KPA re-introduced the verification fees for imported containers on April 21

In Summary
  • Union says outsourcing of the services denies the authority up to Sh9.9 million a month, which will now go to a private firm.
  • Sang insists outsourcing of the services needs approval from either Parliament or the Privatization Commission of Kenya.
DWU vice chair Gunda Kaneno and general secretary Simon Sang at the union offices on April 14
NO DEAL: DWU vice chair Gunda Kaneno and general secretary Simon Sang at the union offices on April 14
Image: JOHN CHESOLI

The Dock Workers Union has raised the red flag over outsourcing of verification services at the Mombasa port, whose fee was recently re-introduced by the Kenya Ports Authority.

This puts a twist to the push and pull between the authority and business people who say the re-introduction of verification fees will increase the cost of doing business especially during the current tough economic times.

KPA re-introduced the verification fees for imported containers on April 21.

This was after suspending container verification charges introduced in February, ending a stand-off with clearing and forwarding firms.

Cargo verification comes at the request of state agencies such as Kenya Revenue Authority and Kebs, which verify cargo suspected to contain contraband, mis-declared or under-declared goods.

On Thursday, DWU general secretary Simon Sang told the Star outsourcing of the services denies the authority up to Sh9.9 million a month, which will now go to a private firm.

Sang insisted outsourcing of the services needs approval of either Parliament or the Privatization Commission of Kenya.

“This was not done,” he said.

But KPA head of Inland Container Depot Peter Masinde said outsourcing would increase efficiency of the cargo verification process arising from Customs and the Kenya Bureau of Standards.

“Kenya Ports Authority has outsourced labour for this purpose to ensure a reliable and steady supply of labour,” Masinde said in a customer notice.

Charges will be secured by KPA to enhance transparency in raising of bills, Masinde said.

However, Sang said the services were being offered by dockworkers and outsourcing made no sense.

“It beats logic to stop your daughter from performing a certain house chore only to hire an expensive maid to do the same job, especially at a time when the parents are always quarreling because of financial issues,” Sang said.

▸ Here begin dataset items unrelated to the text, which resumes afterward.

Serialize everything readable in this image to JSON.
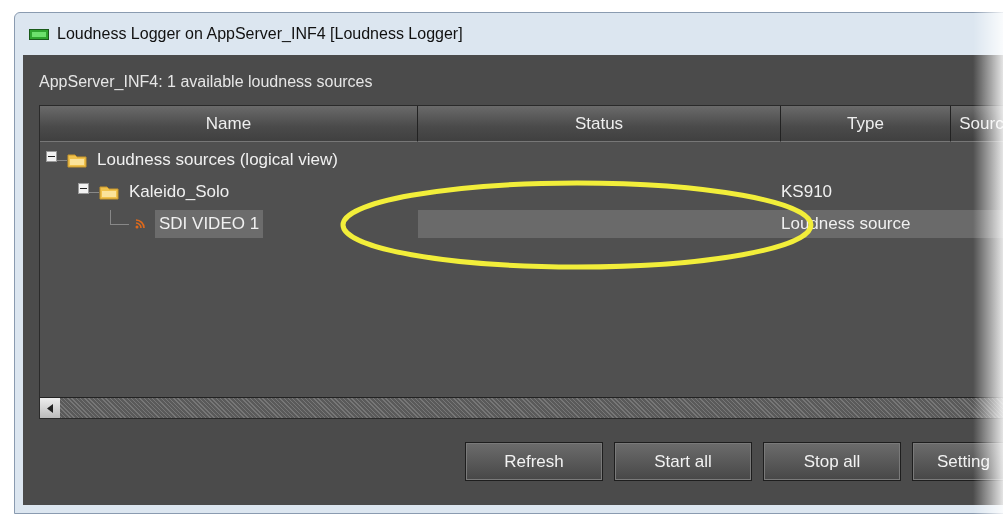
{
  "window": {
    "title": "Loudness Logger on AppServer_INF4 [Loudness Logger]"
  },
  "summary": "AppServer_INF4: 1 available loudness sources",
  "table": {
    "columns": [
      "Name",
      "Status",
      "Type",
      "Sourc"
    ],
    "rows": [
      {
        "kind": "folder",
        "name": "Loudness sources (logical view)",
        "expanded": true,
        "selected": false,
        "children": [
          {
            "kind": "folder",
            "name": "Kaleido_Solo",
            "type": "KS910",
            "expanded": true,
            "selected": false,
            "children": [
              {
                "kind": "source",
                "name": "SDI VIDEO 1",
                "type": "Loudness source",
                "selected": true
              }
            ]
          }
        ]
      }
    ]
  },
  "buttons": [
    "Refresh",
    "Start all",
    "Stop all",
    "Setting"
  ]
}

He said a verification team of at least eight people is required to handle between eight and 10 containers per shift.

Each container costs about Sh6,400 to verify, which means each shift will ensure 10 containers are verified at a cost of Sh640,000.

This means one team will earn the authority about Sh1.7 million per month while the team itself will be paid Sh800,000 per month as wages.

“This will earn the company a net profit of Sh9.9 million per gang. This is the amount that the Port of Mombasa shall have been deprived unfairly, unprocedurally and fraudulently. And this is a conservative figure,” Sang said.

He the private company should not be allowed to transact illegal business in the port.

However, KPA will be collecting $80 (about Sh8,530) as verification fee for a 20-foot container.

A 40-foot container will attract a fee of $120 (about Sh12,795).

According to Sang, KPA will be losing even more money.